The number of sex offenders in mental-health facilities was 177 as of
Nov. 13, with many of those in the middle of the civil commitment
process, said Jill Daniels, a state Office of Mental Health spokeswoman.
Of the 177, 122 were in Central New York Psychiatric Center in Marcy,
Oneida County, and 44 were in St. Lawrence Psychiatric Center in
Ogdensburg, St. Lawrence County. The rest were at Manhattan Psychiatric
Center, she said. Most trials are in New York City, so some stay at
Manhattan Psychiatric during those times.

State spending to treat sex offenders will only grow over time since
many people placed in civil confinement are there for the long term,
said Harvey Rosenthal, head of the New York Association of Psychiatric
Rehabilitation Services. It would cost the same amount of money to build
a new psychiatric center every few years, he said.

"We understand that this is a time when we're looking to make economies,
and accordingly we think reconfiguring how we house and treat the
sex-offender group would be a way to make economies that both protects
the public but doesn't unravel the mental-health system," he said.

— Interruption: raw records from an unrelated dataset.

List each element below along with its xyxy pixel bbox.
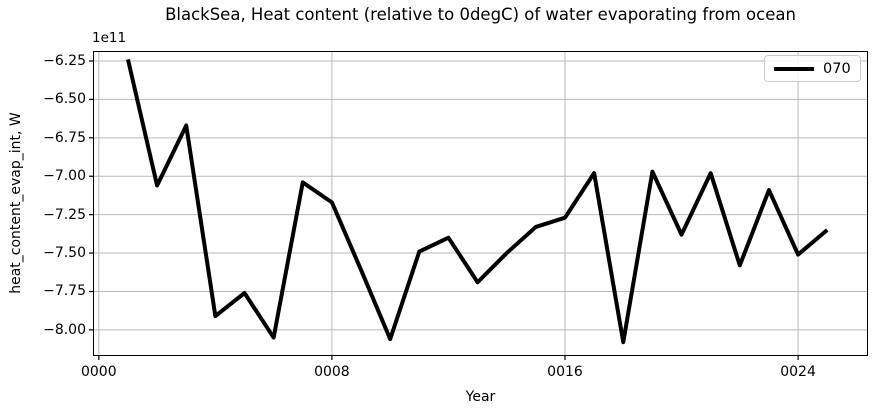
y-tick-label: −8.00 xyxy=(43,321,86,338)
x-axis-label: Year xyxy=(465,389,496,405)
y-tick-label: −7.00 xyxy=(43,168,86,185)
plot-border xyxy=(93,51,868,356)
y-tick-label: −6.25 xyxy=(43,52,86,69)
y-tick-label: −6.75 xyxy=(43,129,86,146)
y-tick-label: −7.75 xyxy=(43,283,86,300)
chart-title: BlackSea, Heat content (relative to 0deg… xyxy=(165,5,796,24)
gridlines xyxy=(93,51,868,356)
data-series-line xyxy=(126,58,829,345)
legend-label: 070 xyxy=(823,60,851,77)
y-tick-label: −7.50 xyxy=(43,245,86,262)
x-tick-label: 0024 xyxy=(780,364,816,380)
y-tick-label: −6.50 xyxy=(43,91,86,108)
legend: 070 xyxy=(764,55,861,82)
y-tick-label: −7.25 xyxy=(43,206,86,223)
axis-ticks xyxy=(89,60,799,360)
legend-line-sample xyxy=(774,66,814,71)
y-axis-offset-text: 1e11 xyxy=(92,30,127,46)
x-tick-label: 0016 xyxy=(547,364,583,380)
x-tick-label: 0000 xyxy=(80,364,117,380)
series-070-line xyxy=(126,58,829,345)
plot-area xyxy=(89,51,868,360)
y-axis-label: heat_content_evap_int, W xyxy=(8,112,24,294)
x-tick-label: 0008 xyxy=(314,364,350,380)
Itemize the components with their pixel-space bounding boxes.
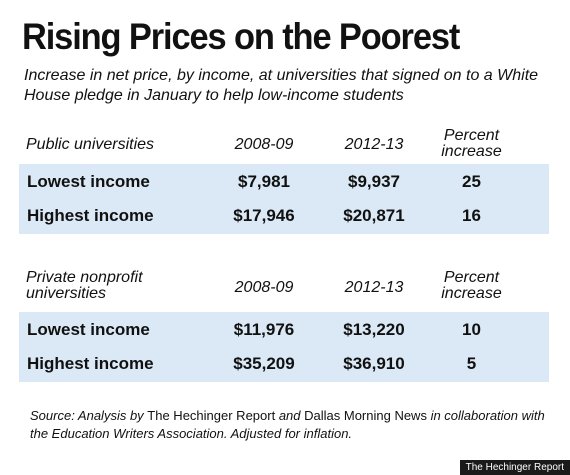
source-part-1: Source: Analysis by bbox=[30, 408, 148, 423]
table-row: Highest income $17,946 $20,871 16 bbox=[19, 199, 549, 233]
table-row: Highest income $35,209 $36,910 5 bbox=[19, 347, 549, 381]
row-label: Highest income bbox=[27, 354, 154, 373]
value-percent-increase: 10 bbox=[462, 320, 481, 339]
public-col-percent-line1: Percent bbox=[443, 127, 500, 144]
public-col-percent-header: Percent increase bbox=[424, 128, 519, 160]
table-row: Lowest income $7,981 $9,937 25 bbox=[19, 165, 549, 199]
credit-badge: The Hechinger Report bbox=[459, 460, 570, 475]
private-heading-line2: universities bbox=[26, 285, 107, 302]
row-label: Lowest income bbox=[27, 172, 150, 191]
row-label: Lowest income bbox=[27, 320, 150, 339]
public-col-2012-header: 2012-13 bbox=[344, 136, 404, 153]
value-2008-09: $11,976 bbox=[233, 320, 295, 339]
private-heading-line1: Private nonprofit bbox=[26, 269, 143, 286]
table-row: Lowest income $11,976 $13,220 10 bbox=[19, 313, 549, 347]
value-2008-09: $17,946 bbox=[233, 206, 295, 225]
subtitle: Increase in net price, by income, at uni… bbox=[24, 67, 539, 104]
private-col-percent-line2: increase bbox=[441, 285, 502, 302]
source-part-5: in collaboration with the Education Writ… bbox=[30, 408, 545, 441]
private-col-2008-header: 2008-09 bbox=[234, 279, 294, 296]
value-2008-09: $35,209 bbox=[233, 354, 295, 373]
private-col-2012-header: 2012-13 bbox=[344, 279, 404, 296]
value-2012-13: $9,937 bbox=[348, 172, 400, 191]
value-percent-increase: 5 bbox=[466, 354, 477, 373]
source-part-4: Dallas Morning News bbox=[304, 408, 427, 423]
value-percent-increase: 25 bbox=[462, 172, 481, 191]
page-title: Rising Prices on the Poorest bbox=[22, 16, 460, 57]
source-note: Source: Analysis by The Hechinger Report… bbox=[30, 407, 550, 443]
value-2008-09: $7,981 bbox=[238, 172, 290, 191]
public-section-heading: Public universities bbox=[26, 136, 155, 153]
private-col-percent-header: Percent increase bbox=[424, 270, 519, 302]
public-col-2008-header: 2008-09 bbox=[234, 136, 294, 153]
row-label: Highest income bbox=[27, 206, 154, 225]
private-table-band bbox=[19, 312, 549, 382]
value-2012-13: $20,871 bbox=[343, 206, 405, 225]
source-part-2: The Hechinger Report bbox=[147, 408, 276, 423]
value-percent-increase: 16 bbox=[462, 206, 481, 225]
value-2012-13: $13,220 bbox=[343, 320, 405, 339]
public-table-band bbox=[19, 164, 549, 234]
private-section-heading: Private nonprofit universities bbox=[26, 270, 143, 302]
value-2012-13: $36,910 bbox=[343, 354, 405, 373]
private-col-percent-line1: Percent bbox=[443, 269, 500, 286]
public-col-percent-line2: increase bbox=[441, 143, 502, 160]
source-part-3: and bbox=[275, 408, 305, 423]
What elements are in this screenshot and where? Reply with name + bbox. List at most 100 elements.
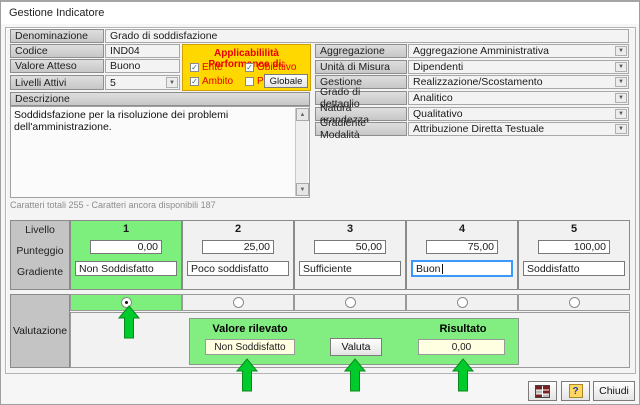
window-titlebar[interactable]: Gestione Indicatore <box>1 2 639 24</box>
descrizione-label: Descrizione <box>10 92 310 106</box>
punteggio-5-input[interactable]: 100,00 <box>538 240 610 254</box>
gradiente-row-label: Gradiente <box>16 266 64 278</box>
gradiente-3-input[interactable]: Sufficiente <box>299 261 401 276</box>
chevron-down-icon[interactable]: ▼ <box>615 93 627 103</box>
pointer-arrow-valore-icon <box>236 358 258 392</box>
valore-rilevato-input[interactable]: Non Soddisfatto <box>205 339 295 355</box>
punteggio-2-input[interactable]: 25,00 <box>202 240 274 254</box>
radio-cell-4 <box>406 294 518 311</box>
aggregazione-combo[interactable]: Aggregazione Amministrativa ▼ <box>408 44 629 58</box>
scroll-down-icon[interactable]: ▼ <box>296 183 309 196</box>
scroll-up-icon[interactable]: ▲ <box>296 108 309 121</box>
gestione-combo[interactable]: Realizzazione/Scostamento ▼ <box>408 75 629 89</box>
help-icon: ? <box>568 384 583 398</box>
denominazione-label: Denominazione <box>10 29 104 43</box>
valore-atteso-label: Valore Atteso <box>10 59 104 73</box>
valore-atteso-field[interactable]: Buono <box>105 59 180 73</box>
table-label-column <box>10 220 70 290</box>
help-button[interactable]: ? <box>561 381 590 401</box>
radio-cell-3 <box>294 294 406 311</box>
level-column-2 <box>182 220 294 290</box>
radio-cell-2 <box>182 294 294 311</box>
level-column-5 <box>518 220 630 290</box>
table-icon <box>535 384 550 398</box>
level-1-radio[interactable] <box>120 297 132 308</box>
chevron-down-icon[interactable]: ▼ <box>615 124 627 134</box>
checkbox-obiettivo[interactable]: ✓ Obiettivo <box>245 62 296 73</box>
chevron-down-icon[interactable]: ▼ <box>615 62 627 72</box>
gestione-label: Gestione <box>315 75 407 89</box>
punteggio-1-input[interactable]: 0,00 <box>90 240 162 254</box>
checkbox-icon[interactable] <box>245 77 254 86</box>
checkbox-icon[interactable]: ✓ <box>190 77 199 86</box>
natura-grandezza-value: Qualitativo <box>413 108 463 120</box>
level-4-number: 4 <box>458 223 466 235</box>
gradiente-4-input[interactable]: Buon <box>411 260 513 277</box>
valutazione-label: Valutazione <box>12 325 68 337</box>
gradiente-1-input[interactable]: Non Soddisfatto <box>75 261 177 276</box>
globale-button[interactable]: Globale <box>264 74 308 88</box>
livelli-attivi-label: Livelli Attivi <box>10 75 104 90</box>
level-2-radio[interactable] <box>232 297 244 308</box>
risultato-label: Risultato <box>439 323 487 335</box>
window-title: Gestione Indicatore <box>9 7 105 19</box>
checkbox-ambito-label: Ambito <box>202 76 234 87</box>
gradiente-modalita-combo[interactable]: Attribuzione Diretta Testuale ▼ <box>408 122 629 136</box>
level-4-radio[interactable] <box>456 297 468 308</box>
gradiente-modalita-label: Gradiente Modalità <box>315 117 407 141</box>
punteggio-4-input[interactable]: 75,00 <box>426 240 498 254</box>
char-counter: Caratteri totali 255 - Caratteri ancora … <box>10 200 216 210</box>
level-column-1 <box>70 220 182 290</box>
level-1-number: 1 <box>122 223 130 235</box>
unita-misura-value: Dipendenti <box>413 61 464 73</box>
level-5-number: 5 <box>570 223 578 235</box>
chevron-down-icon[interactable]: ▼ <box>615 46 627 56</box>
checkbox-ente[interactable]: ✓ Ente <box>190 62 223 73</box>
gestione-value: Realizzazione/Scostamento <box>413 76 543 88</box>
valore-rilevato-label: Valore rilevato <box>212 323 288 335</box>
valuta-button[interactable]: Valuta <box>330 338 382 356</box>
grado-dettaglio-combo[interactable]: Analitico ▼ <box>408 91 629 105</box>
codice-field[interactable]: IND04 <box>105 44 180 58</box>
unita-misura-combo[interactable]: Dipendenti ▼ <box>408 60 629 74</box>
level-2-number: 2 <box>234 223 242 235</box>
chevron-down-icon[interactable]: ▼ <box>615 109 627 119</box>
chevron-down-icon[interactable]: ▼ <box>615 77 627 87</box>
text-caret <box>441 263 443 274</box>
pointer-arrow-radio-icon <box>118 305 140 339</box>
gradiente-modalita-value: Attribuzione Diretta Testuale <box>413 123 545 135</box>
codice-label: Codice <box>10 44 104 58</box>
descrizione-text: Soddidsfazione per la risoluzione dei pr… <box>14 109 229 133</box>
chevron-down-icon[interactable]: ▼ <box>166 77 178 88</box>
gradiente-2-input[interactable]: Poco soddisfatto <box>187 261 289 276</box>
pointer-arrow-risultato-icon <box>452 358 474 392</box>
chiudi-button[interactable]: Chiudi <box>593 381 635 401</box>
gradiente-5-input[interactable]: Soddisfatto <box>523 261 625 276</box>
report-table-button[interactable] <box>528 381 557 401</box>
applicabilita-box: Applicabililità Performance di: ✓ Ente ✓… <box>182 44 311 91</box>
descrizione-textarea[interactable]: Soddidsfazione per la risoluzione dei pr… <box>10 106 310 198</box>
risultato-output: 0,00 <box>418 339 505 355</box>
radio-cell-5 <box>518 294 630 311</box>
aggregazione-value: Aggregazione Amministrativa <box>413 45 549 57</box>
valutazione-panel: Valore rilevato Non Soddisfatto Valuta R… <box>189 318 519 365</box>
level-3-radio[interactable] <box>344 297 356 308</box>
checkbox-icon[interactable]: ✓ <box>190 63 199 72</box>
gradiente-4-value: Buon <box>416 262 441 275</box>
natura-grandezza-combo[interactable]: Qualitativo ▼ <box>408 107 629 121</box>
descrizione-scrollbar[interactable]: ▲ ▼ <box>295 108 309 196</box>
unita-misura-label: Unità di Misura <box>315 60 407 74</box>
grado-dettaglio-value: Analitico <box>413 92 453 104</box>
checkbox-ambito[interactable]: ✓ Ambito <box>190 76 233 87</box>
level-column-4 <box>406 220 518 290</box>
punteggio-row-label: Punteggio <box>16 245 64 257</box>
punteggio-3-input[interactable]: 50,00 <box>314 240 386 254</box>
livelli-attivi-combo[interactable]: 5 ▼ <box>105 75 180 90</box>
level-5-radio[interactable] <box>568 297 580 308</box>
pointer-arrow-valuta-icon <box>344 358 366 392</box>
livelli-attivi-value: 5 <box>110 76 116 89</box>
denominazione-field[interactable]: Grado di soddisfazione <box>105 29 629 43</box>
checkbox-icon[interactable]: ✓ <box>245 63 254 72</box>
livello-row-label: Livello <box>25 224 55 236</box>
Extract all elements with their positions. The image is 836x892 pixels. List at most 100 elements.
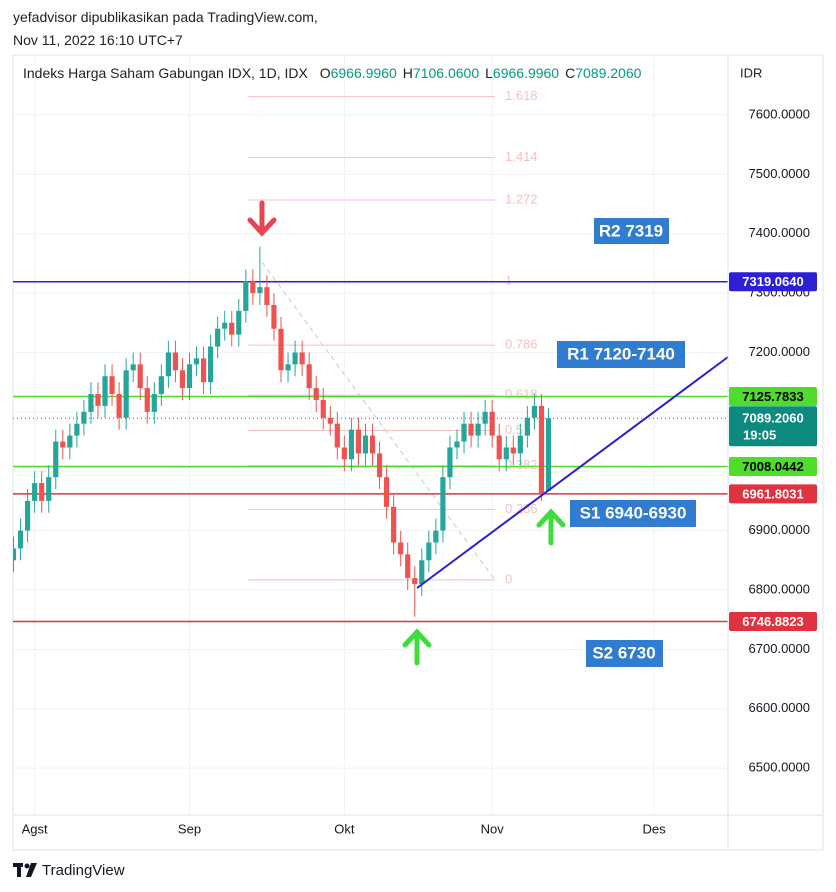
ohlc-value: 7106.0600 <box>412 65 480 81</box>
candle-body <box>39 483 45 501</box>
candle-body <box>327 417 333 424</box>
arrow-down <box>247 200 277 237</box>
candle-body <box>67 435 73 448</box>
candle-body <box>517 435 523 454</box>
x-tick-label: Agst <box>22 821 48 836</box>
candle-body <box>222 322 228 329</box>
countdown: 19:05 <box>743 428 776 443</box>
candle-body <box>215 328 221 347</box>
price-tag-label: 7008.0442 <box>742 459 803 474</box>
price-tag-label: 7319.0640 <box>742 274 803 289</box>
candle-body <box>278 328 284 371</box>
brand-logo <box>13 863 37 877</box>
ohlc-key: O <box>319 65 331 81</box>
candle-body <box>362 435 369 454</box>
candle-body <box>123 370 129 418</box>
candle-body <box>229 322 235 335</box>
brand: TradingView <box>42 862 125 879</box>
fib-label: 1.272 <box>505 191 538 206</box>
candle-body <box>172 352 179 371</box>
candle-body <box>60 441 66 448</box>
candle-body <box>130 364 136 371</box>
candle-body <box>109 376 115 395</box>
x-tick-label: Nov <box>481 821 505 836</box>
price-tag <box>729 456 817 476</box>
candle-body <box>116 394 122 418</box>
author-line: yefadvisor dipublikasikan pada TradingVi… <box>13 9 318 25</box>
candle-body <box>17 530 24 549</box>
candle-body <box>348 429 355 460</box>
candle-body <box>13 548 17 561</box>
annotation-box <box>586 640 663 667</box>
x-tick-label: Okt <box>334 821 355 836</box>
candle-body <box>102 376 108 406</box>
candle-body <box>426 542 432 561</box>
candle-body <box>313 388 319 400</box>
candle-body <box>503 447 509 460</box>
annotation-box <box>570 500 696 527</box>
arrow-up <box>402 508 566 666</box>
price-tag-label: 6746.8823 <box>742 614 803 629</box>
y-tick-label: 7200.0000 <box>749 344 810 359</box>
ohlc-key: H <box>402 65 413 81</box>
price-tag <box>729 612 817 632</box>
candle-body <box>81 411 87 424</box>
y-tick-label: 6700.0000 <box>749 641 810 656</box>
candle-body <box>264 287 270 305</box>
y-tick-label: 7400.0000 <box>749 225 810 240</box>
candle-body <box>440 477 446 531</box>
candle-body <box>24 500 31 531</box>
candle-body <box>32 483 38 501</box>
x-tick-label: Sep <box>178 821 201 836</box>
candle-body <box>193 358 200 365</box>
price-tags: 7319.0640 7125.7833 7008.0442 6961.8031 6746… <box>729 272 817 632</box>
candle-body <box>405 554 411 579</box>
candle-body <box>482 411 488 424</box>
candle-body <box>489 411 495 436</box>
candle-body <box>186 364 193 389</box>
annotations: R2 7319 R1 7120-7140 S1 6940-6930 S2 673… <box>557 218 696 667</box>
fib-label: 1.618 <box>505 88 538 103</box>
candle-body <box>285 364 291 371</box>
annotation-box <box>594 218 669 244</box>
candle-body <box>250 281 256 294</box>
candle-body <box>447 447 453 478</box>
candle-body <box>320 399 326 418</box>
y-tick-label: 6900.0000 <box>749 522 810 537</box>
timestamp: Nov 11, 2022 16:10 UTC+7 <box>13 32 183 48</box>
candle-body <box>46 477 52 501</box>
price-tag <box>729 272 817 292</box>
y-tick-label: 7500.0000 <box>749 166 810 181</box>
price-tag <box>729 387 817 407</box>
currency: IDR <box>740 65 762 80</box>
annotation: R2 7319 <box>599 221 663 240</box>
fib-diagonal <box>261 261 496 581</box>
candle-body <box>510 447 516 454</box>
price-tag <box>729 484 817 504</box>
fib-label: 0.786 <box>505 337 538 352</box>
candle-body <box>137 364 143 389</box>
candle-body <box>200 358 207 383</box>
candle-body <box>292 352 298 365</box>
candle-body <box>475 423 481 436</box>
candle-body <box>158 376 164 395</box>
candle-body <box>538 405 545 494</box>
candle-body <box>391 506 397 543</box>
trend-line <box>416 356 729 589</box>
ohlc-key: L <box>485 65 493 81</box>
candle-body <box>74 423 80 436</box>
candle-body <box>383 477 390 507</box>
candle-body <box>376 453 383 478</box>
candle-body <box>257 287 263 294</box>
candle-body <box>151 394 157 412</box>
candle-body <box>88 394 94 412</box>
legend: Indeks Harga Saham Gabungan IDX, 1D, IDX… <box>23 65 675 81</box>
candle-body <box>236 310 242 335</box>
candle-body <box>299 352 305 365</box>
candle-body <box>412 578 418 585</box>
candle-body <box>524 417 530 436</box>
fib-label: 1.414 <box>505 149 538 164</box>
x-tick-label: Des <box>643 821 667 836</box>
price-tag-label: 6961.8031 <box>742 486 803 501</box>
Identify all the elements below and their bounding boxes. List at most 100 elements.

When the state passed civil-confinement legislation for sex offenders in
2007, there was an agreement that paying for it would not take money
away from mental-health services, Rosenthal said. Advocates believe that
has started happening "and is on schedule to do that at an alarming
rate," he said.

A number of sex offenders in the mental-health system predate the
state's civil-confinement law. New York began civil commitment for sex
offenders three years ago under then-Gov. George Pataki. The state's
highest court found that the Pataki administration had improperly used
mental-hygiene law to confine the offenders after the end of their
prison terms.

Sex offenders likely don't need hospital-level care in many instances,
Rosenthal said, but an intensive "community incarceration" kind of
program with mandated supervision, anklets and other conditions. That
kind of treatment would be cheaper and would prevent the loss of
mental-health funds for people with psychiatric disabilities, he said.

Services for children and adults that are known collectively as a
mental-health safety net received two rounds of cuts this year. One was
2 percent, which was included in the budget lawmakers passed in April.
The second, in the summer, was a 6 percent across-the-board reduction to
areas like day centers, case management, peer-support and other programs
that are critical to helping people stay safe and in treatment and out
of hospitals, prisons and homeless centers, Rosenthal said. The combined
financial impact was an estimated $40 million to $50 million, he said.